论文标题
通过反事实逆转来减轻蒸馏语言模型中的性别偏见
Mitigating Gender Bias in Distilled Language Models via Counterfactual Role Reversal
论文作者
论文摘要
语言模型在生成相干文本和模型压缩技术(例如知识蒸馏)方面表现出色,已使其在资源受限的设置中使用。但是,这些模型可能以多种方式偏见,包括男性和女性与性别中性职业的毫无根据的关联。因此,没有任何公平限制的知识蒸馏可能会保留或夸大教师模型对蒸馏模型的偏见。为此,我们提出了一种新颖的方法来通过在知识蒸馏期间学习公平的模型来减轻文本生成中的性别差异。我们基于反事实逆转$ \ unicode {x2014} $修改教师概率并增加培训集的基础知识蒸馏提出了两次修改。我们评估了由由此产生的蒸馏和填充的GPT $ \ UNICODE {X2012} $ 2模型产生的开放式文本中的性别极性,并证明了性别差异的大幅度降低,仅在实用程序中造成了较小的损害。最后,我们观察到,在语言产生中降低性别极性的语言模型并不能改善嵌入公平或下游分类的公平性。
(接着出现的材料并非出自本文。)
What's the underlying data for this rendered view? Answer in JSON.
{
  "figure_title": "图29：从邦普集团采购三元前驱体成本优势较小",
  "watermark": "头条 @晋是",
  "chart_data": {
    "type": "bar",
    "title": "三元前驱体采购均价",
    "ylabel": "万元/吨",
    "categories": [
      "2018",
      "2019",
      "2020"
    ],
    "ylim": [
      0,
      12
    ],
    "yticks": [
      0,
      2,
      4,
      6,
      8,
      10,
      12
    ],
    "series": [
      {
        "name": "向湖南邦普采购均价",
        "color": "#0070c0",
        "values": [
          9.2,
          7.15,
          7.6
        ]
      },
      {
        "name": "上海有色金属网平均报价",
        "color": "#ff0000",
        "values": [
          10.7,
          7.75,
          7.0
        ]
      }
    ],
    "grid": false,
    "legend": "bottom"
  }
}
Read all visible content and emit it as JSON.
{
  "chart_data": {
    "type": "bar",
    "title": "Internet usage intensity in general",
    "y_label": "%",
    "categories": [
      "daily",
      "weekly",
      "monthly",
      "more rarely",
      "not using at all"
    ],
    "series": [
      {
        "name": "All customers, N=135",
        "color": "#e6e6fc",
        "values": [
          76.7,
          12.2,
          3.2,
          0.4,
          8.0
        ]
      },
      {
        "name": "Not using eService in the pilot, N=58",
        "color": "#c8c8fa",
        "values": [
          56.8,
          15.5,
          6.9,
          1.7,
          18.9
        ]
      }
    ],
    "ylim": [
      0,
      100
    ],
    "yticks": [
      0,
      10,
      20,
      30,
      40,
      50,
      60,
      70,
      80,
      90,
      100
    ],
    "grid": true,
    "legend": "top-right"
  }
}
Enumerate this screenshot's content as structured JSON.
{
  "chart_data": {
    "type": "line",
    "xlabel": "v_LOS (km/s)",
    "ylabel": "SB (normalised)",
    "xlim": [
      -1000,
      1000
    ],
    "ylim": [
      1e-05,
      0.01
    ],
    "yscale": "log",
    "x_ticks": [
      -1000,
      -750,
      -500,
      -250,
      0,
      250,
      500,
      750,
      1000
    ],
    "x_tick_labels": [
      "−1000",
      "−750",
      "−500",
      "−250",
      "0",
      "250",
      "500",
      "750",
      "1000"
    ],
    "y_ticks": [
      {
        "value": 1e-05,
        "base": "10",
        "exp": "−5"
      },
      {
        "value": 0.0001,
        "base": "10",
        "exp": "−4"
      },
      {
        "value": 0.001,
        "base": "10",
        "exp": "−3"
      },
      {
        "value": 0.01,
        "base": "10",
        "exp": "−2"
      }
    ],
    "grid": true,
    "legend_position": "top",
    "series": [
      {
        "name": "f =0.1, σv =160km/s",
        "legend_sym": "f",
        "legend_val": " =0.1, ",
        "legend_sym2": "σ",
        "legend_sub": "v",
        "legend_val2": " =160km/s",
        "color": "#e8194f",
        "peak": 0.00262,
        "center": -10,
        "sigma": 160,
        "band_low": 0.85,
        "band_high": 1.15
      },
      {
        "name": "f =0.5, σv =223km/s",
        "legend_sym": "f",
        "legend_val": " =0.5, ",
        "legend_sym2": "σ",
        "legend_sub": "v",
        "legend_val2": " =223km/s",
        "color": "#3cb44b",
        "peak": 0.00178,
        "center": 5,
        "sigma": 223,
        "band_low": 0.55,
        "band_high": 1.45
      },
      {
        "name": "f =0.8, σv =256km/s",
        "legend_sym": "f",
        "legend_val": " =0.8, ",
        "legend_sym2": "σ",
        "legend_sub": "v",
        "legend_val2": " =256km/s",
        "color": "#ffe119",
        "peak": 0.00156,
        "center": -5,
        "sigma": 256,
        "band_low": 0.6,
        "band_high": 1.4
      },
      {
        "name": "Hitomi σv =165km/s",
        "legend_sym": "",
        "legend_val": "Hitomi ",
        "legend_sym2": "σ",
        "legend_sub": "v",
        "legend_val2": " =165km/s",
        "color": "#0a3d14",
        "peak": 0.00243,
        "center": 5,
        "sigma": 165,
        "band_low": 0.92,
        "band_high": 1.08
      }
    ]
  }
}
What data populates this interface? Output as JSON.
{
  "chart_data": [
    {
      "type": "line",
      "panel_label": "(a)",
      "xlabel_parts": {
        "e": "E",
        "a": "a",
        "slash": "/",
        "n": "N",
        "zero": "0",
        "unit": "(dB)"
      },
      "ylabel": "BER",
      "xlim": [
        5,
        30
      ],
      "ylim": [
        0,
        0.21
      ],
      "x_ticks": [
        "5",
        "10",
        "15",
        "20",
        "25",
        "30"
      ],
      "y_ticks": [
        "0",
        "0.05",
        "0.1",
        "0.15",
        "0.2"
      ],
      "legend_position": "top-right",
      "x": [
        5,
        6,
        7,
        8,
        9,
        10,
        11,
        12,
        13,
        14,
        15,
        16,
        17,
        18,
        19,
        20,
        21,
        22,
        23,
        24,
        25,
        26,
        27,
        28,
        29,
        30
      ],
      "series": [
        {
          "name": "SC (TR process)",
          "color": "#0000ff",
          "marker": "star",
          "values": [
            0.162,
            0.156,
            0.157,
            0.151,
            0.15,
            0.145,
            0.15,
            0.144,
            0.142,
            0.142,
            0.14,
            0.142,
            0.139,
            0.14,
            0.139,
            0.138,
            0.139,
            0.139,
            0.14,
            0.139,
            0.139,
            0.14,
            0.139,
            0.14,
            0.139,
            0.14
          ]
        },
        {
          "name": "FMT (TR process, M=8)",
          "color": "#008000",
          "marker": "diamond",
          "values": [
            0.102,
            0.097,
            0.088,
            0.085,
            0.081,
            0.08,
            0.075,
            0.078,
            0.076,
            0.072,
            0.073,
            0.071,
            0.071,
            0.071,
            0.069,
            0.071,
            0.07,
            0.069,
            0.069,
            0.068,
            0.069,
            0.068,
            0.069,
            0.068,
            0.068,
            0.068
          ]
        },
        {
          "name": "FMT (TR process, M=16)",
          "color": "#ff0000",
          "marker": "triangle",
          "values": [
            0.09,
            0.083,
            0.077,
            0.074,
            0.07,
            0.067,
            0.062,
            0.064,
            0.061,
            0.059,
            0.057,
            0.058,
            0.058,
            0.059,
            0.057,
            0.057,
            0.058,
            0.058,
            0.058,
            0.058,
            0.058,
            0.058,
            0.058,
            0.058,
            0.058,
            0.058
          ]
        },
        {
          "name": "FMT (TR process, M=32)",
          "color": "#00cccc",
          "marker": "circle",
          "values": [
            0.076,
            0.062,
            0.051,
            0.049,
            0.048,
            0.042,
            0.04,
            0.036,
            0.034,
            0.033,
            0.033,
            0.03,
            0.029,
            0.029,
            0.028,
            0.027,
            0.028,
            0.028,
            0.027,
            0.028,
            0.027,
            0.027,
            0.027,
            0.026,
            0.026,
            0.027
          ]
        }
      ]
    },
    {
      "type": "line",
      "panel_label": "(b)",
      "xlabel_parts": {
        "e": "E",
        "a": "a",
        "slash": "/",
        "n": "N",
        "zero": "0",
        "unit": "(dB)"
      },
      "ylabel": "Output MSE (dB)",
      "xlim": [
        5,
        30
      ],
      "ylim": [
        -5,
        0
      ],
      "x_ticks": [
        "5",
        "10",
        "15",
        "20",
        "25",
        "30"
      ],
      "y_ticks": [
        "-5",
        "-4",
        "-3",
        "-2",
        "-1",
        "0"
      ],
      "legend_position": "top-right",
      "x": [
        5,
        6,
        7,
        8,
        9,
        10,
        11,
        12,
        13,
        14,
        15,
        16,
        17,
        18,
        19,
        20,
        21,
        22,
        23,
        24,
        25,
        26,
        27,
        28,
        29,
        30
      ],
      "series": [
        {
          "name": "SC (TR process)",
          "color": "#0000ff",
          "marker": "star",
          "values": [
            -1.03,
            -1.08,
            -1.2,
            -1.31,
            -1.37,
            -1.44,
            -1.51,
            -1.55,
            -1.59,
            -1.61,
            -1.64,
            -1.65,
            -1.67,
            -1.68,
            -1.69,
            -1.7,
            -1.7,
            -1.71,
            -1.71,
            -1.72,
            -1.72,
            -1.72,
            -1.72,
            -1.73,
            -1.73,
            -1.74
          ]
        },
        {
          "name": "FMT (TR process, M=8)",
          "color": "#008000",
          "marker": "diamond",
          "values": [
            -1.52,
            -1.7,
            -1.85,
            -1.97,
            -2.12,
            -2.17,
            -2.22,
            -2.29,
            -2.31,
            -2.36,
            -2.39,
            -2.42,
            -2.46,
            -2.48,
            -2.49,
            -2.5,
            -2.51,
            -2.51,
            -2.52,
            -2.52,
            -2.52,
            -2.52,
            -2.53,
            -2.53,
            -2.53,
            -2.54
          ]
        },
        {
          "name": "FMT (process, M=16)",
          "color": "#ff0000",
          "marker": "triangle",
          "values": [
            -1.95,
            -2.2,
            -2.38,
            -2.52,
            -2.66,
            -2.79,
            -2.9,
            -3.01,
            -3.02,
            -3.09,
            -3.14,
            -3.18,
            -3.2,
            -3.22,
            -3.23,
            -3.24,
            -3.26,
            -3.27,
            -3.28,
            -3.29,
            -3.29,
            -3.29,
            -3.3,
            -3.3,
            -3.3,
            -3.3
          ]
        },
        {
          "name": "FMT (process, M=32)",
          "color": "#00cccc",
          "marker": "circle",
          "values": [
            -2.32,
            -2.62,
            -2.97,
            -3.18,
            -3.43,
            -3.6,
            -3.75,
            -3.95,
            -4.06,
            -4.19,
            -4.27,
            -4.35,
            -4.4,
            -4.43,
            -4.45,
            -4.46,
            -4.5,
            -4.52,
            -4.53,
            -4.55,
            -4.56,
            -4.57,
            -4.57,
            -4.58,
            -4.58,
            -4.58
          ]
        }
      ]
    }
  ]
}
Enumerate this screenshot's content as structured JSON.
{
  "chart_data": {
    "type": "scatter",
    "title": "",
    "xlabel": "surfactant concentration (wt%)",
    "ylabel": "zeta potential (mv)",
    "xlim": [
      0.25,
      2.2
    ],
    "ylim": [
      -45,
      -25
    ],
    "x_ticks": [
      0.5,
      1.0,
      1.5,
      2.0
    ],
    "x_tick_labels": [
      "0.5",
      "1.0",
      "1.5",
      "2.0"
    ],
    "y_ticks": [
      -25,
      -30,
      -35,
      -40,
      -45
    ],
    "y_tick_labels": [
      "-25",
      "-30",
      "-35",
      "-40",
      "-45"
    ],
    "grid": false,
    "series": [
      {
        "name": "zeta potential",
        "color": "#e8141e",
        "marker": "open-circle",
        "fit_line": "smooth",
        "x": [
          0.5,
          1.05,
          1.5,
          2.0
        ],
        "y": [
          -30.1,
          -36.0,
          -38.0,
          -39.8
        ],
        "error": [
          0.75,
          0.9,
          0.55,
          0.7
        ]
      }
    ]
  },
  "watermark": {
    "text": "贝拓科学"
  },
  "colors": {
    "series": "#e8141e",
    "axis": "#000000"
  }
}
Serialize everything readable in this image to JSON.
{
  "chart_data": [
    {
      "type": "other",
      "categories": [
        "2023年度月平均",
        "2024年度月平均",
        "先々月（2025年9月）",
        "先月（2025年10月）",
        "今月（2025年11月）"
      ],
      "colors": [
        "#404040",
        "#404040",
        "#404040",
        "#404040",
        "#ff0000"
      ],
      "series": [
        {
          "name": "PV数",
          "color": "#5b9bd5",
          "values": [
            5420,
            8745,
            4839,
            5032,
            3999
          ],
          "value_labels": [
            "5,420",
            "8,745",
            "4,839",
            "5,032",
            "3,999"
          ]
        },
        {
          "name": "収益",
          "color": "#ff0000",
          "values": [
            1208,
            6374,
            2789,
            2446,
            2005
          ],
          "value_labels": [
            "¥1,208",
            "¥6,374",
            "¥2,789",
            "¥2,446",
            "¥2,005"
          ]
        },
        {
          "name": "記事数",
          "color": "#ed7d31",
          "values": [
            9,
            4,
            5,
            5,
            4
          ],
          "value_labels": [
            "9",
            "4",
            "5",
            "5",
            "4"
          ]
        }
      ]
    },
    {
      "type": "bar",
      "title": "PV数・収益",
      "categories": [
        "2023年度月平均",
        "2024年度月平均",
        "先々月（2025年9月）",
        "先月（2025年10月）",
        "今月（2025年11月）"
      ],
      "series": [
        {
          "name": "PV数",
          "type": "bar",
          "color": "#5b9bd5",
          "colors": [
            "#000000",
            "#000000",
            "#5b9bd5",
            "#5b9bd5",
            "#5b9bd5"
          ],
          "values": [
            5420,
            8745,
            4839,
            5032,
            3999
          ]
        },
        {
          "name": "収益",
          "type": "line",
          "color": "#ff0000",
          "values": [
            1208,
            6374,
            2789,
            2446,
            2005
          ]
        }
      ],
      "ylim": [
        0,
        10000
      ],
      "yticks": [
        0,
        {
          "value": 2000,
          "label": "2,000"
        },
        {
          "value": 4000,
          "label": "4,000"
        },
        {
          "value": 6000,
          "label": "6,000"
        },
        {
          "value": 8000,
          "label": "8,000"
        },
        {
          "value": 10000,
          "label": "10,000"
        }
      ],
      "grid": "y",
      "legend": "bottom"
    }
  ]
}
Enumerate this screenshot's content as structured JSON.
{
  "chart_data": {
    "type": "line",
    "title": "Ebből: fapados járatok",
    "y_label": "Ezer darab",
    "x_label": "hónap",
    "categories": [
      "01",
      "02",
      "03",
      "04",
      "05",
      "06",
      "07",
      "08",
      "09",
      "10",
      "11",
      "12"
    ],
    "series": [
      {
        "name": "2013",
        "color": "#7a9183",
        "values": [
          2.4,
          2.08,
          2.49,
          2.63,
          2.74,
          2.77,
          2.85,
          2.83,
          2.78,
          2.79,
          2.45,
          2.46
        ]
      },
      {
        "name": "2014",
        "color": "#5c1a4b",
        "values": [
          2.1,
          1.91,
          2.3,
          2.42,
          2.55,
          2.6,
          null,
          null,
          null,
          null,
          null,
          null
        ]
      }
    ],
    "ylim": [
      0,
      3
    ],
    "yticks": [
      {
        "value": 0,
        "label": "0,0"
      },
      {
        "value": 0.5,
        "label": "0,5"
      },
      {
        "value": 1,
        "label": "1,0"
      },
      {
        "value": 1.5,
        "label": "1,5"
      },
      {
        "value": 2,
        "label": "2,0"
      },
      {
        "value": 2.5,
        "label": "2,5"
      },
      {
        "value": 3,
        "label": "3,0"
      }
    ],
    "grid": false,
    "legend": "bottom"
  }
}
Language models excel at generating coherent text, and model compression techniques such as knowledge distillation have enabled their use in resource-constrained settings. However, these models can be biased in multiple ways, including the unfounded association of male and female genders with gender-neutral professions. Therefore, knowledge distillation without any fairness constraints may preserve or exaggerate the teacher model's biases onto the distilled model. To this end, we present a novel approach to mitigate gender disparity in text generation by learning a fair model during knowledge distillation. We propose two modifications to the base knowledge distillation based on counterfactual role reversal$\unicode{x2014}$modifying teacher probabilities and augmenting the training set. We evaluate gender polarity across professions in open-ended text generated from the resulting distilled and finetuned GPT$\unicode{x2012}$2 models and demonstrate a substantial reduction in gender disparity with only a minor compromise in utility. Finally, we observe that language models that reduce gender polarity in language generation do not improve embedding fairness or downstream classification fairness.